正直美味しいとは言えない。だが私は、身体の為に栄養を確保する。


────私が倒れたら、ウルルはどうするの。しっかりするのよ、明日には退院するんだから。待っててねウルル。


食事を終え、陽が沈むのを窓から眺めた後、私は不貞寝をするように布団を被った。



ガサガサッ



深夜の事だった。



ガサガサッガサガサッ


「誰っ!!」

私は声を上げたと同時にナースコールボタンを押した。


「…どうされましたか?」

ナースコール越しでも、面倒と感じているのが分かった。

「すみませんっ!部屋の中に誰かいますっ!」

「え!?分かりましたっ!!直ぐに向かいます!」

私は掛布団に隠れるように蠢く影を見ていた。

すると扉の向こうからタッタッタッタッとこの部屋に走る足音が聴こえた。そして、扉は勢いよく開かれ、そこには看護師さんと警備員が懐中電灯を持って立っていた。


「大丈夫ですか!?」

部屋の電気が付けられた。

すると蠢く影の正体がそこにはあった。

大きな体に黒い毛皮、そして鋭い牙と爪。

しかし、振り向いたその顔容は、異なるものであった。


「あ……あ……」

私はその場から動けなくなってしまった。

その顔容に声さえも失った。

「……あ…あなた…」

見た目は明らかに熊だ。

しかし、その顔容は旦那そのものだったのだ。


『…レイカ、私の声が聞こえるか。

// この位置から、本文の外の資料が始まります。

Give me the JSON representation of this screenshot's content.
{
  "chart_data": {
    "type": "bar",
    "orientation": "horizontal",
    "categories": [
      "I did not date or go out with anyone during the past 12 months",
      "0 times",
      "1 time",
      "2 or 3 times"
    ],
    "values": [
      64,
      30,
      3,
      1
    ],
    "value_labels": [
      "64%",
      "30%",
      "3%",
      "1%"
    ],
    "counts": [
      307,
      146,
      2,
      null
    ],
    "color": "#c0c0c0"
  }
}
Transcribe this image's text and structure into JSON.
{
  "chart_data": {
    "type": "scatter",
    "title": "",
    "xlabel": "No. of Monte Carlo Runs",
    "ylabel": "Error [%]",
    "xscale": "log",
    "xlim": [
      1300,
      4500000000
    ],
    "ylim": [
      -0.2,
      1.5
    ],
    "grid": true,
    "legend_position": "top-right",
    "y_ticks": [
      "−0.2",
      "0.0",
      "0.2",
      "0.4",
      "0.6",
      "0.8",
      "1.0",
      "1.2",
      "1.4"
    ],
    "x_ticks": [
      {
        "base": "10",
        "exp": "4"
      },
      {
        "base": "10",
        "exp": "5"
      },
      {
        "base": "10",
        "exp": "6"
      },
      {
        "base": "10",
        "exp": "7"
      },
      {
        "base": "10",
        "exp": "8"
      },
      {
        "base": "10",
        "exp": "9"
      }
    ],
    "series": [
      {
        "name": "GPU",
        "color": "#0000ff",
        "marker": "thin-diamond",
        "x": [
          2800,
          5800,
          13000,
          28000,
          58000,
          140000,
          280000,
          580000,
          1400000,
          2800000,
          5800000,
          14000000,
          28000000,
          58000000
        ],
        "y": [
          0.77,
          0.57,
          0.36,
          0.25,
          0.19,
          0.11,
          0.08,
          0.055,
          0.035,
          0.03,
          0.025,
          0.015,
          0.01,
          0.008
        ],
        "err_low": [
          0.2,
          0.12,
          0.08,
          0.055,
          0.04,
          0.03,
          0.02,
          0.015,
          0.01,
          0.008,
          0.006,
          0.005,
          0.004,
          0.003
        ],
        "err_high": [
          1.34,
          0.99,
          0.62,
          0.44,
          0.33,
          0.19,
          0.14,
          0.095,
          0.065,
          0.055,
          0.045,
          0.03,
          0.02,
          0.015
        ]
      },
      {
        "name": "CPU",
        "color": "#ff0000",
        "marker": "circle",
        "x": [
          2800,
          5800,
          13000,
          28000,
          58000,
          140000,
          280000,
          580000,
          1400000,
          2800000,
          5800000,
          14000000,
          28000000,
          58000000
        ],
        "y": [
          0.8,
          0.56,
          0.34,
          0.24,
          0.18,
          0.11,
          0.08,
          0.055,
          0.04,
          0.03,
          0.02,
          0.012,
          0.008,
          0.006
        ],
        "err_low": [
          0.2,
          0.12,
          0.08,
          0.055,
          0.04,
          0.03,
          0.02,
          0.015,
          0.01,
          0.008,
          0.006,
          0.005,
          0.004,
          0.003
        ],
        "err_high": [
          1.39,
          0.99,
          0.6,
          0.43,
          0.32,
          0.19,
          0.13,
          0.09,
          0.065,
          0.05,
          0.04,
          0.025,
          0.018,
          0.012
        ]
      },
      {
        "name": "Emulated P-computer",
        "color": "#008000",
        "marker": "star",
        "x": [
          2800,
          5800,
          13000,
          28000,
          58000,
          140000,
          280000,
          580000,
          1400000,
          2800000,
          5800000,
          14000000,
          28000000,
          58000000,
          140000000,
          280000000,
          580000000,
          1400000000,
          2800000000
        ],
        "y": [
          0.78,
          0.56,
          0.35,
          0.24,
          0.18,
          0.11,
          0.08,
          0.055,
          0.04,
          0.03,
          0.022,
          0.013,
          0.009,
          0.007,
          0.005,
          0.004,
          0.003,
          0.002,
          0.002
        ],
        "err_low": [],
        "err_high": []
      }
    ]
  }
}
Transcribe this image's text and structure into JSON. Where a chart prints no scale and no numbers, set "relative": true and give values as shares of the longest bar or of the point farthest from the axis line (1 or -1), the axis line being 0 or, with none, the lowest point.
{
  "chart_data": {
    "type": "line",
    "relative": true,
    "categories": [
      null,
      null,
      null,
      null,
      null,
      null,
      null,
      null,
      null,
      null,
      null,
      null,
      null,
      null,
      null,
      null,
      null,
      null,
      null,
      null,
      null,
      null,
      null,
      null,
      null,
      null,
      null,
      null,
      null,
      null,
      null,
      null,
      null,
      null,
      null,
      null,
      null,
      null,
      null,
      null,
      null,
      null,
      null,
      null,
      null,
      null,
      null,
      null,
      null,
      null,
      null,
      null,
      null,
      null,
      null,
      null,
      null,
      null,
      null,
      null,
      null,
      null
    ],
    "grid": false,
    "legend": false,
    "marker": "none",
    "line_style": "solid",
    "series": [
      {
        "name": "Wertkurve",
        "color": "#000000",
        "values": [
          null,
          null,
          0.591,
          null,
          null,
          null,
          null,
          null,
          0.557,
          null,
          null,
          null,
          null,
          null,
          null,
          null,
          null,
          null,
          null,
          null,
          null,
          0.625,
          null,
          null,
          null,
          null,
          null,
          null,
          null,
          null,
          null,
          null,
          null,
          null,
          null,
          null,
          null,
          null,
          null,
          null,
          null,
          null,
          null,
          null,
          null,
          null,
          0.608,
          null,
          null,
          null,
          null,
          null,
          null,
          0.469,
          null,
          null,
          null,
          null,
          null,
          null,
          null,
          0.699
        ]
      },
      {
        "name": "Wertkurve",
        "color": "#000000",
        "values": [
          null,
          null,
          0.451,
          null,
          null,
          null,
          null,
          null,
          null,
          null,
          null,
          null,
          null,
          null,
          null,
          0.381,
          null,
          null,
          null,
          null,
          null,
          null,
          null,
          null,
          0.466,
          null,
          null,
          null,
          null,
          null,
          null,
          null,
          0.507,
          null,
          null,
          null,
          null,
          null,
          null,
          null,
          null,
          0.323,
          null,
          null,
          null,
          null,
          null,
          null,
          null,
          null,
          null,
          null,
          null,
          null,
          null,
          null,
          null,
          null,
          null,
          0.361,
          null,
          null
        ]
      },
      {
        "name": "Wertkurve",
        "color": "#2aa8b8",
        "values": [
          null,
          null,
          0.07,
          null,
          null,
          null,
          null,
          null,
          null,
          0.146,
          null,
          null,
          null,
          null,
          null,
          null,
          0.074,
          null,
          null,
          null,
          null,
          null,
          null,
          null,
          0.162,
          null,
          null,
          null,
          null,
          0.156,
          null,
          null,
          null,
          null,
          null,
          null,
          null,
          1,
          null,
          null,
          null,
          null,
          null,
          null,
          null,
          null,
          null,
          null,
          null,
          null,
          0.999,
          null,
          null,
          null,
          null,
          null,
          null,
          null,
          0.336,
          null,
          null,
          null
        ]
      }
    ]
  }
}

』


私に語り掛けたその声は、旦那の声とは掛け離れた重低音。

レイカ、確かにそれは私の名だ。


『…レイカ、こんな醜い姿を見せてしまってすまない。本来であればこのような事にはならなかった。私が情けないばかりに…どうやら私は嵌められたらしい。辛うじて自我は保てているが、それも長くは続かないだろう。レイカ、今から私の言う通りにして欲しい。』


聞き覚えの無い声。

だが、話し方は明らかに旦那であった。


「…何なの…いきなり現れたと思ったら頼み事?私がどれだけ心配したと思って。それに、女の人とホテルで密会してたらしいじゃない。ねぇ、どういう事なの?説明してよっ!」


私の荒れた口調に看護師さんが近付いた。

「レイカさんっ!大丈夫ですよ!何か怖い夢でも見たんですよね?」

背中を擦りながら、看護師さんは訳分からない事を口にした。

「…夢?何を言っているんですか?そこに、そこに熊が!旦那が!!」

私の指した方向を見て看護師さんは困惑した表情を見せた。それは扉の近くに立っている警備員も同様であった。

「…見えていないの?」


『レイカ、私はもうこの世には存在していない。彼女達が見えていないのはそのせいだろう。いいかい?これから私は別の姿に変わり、とある所へ旅立つ。君に頼みたい事は…』


彼が持ち掛けた話。それは到底理解できかねる内容であった。


『…レイカ…頼んだよ…。』


それだけ告げ、熊の姿の旦那は消えた。


私は泣き崩れた。

「…私の事…何だと思ってるのよ」


すると、看護師さんが呼んだのか、いつの間にか部屋には医師も来ていた。


翌日、私は退院するどころか、精神科の病院へと搬送された。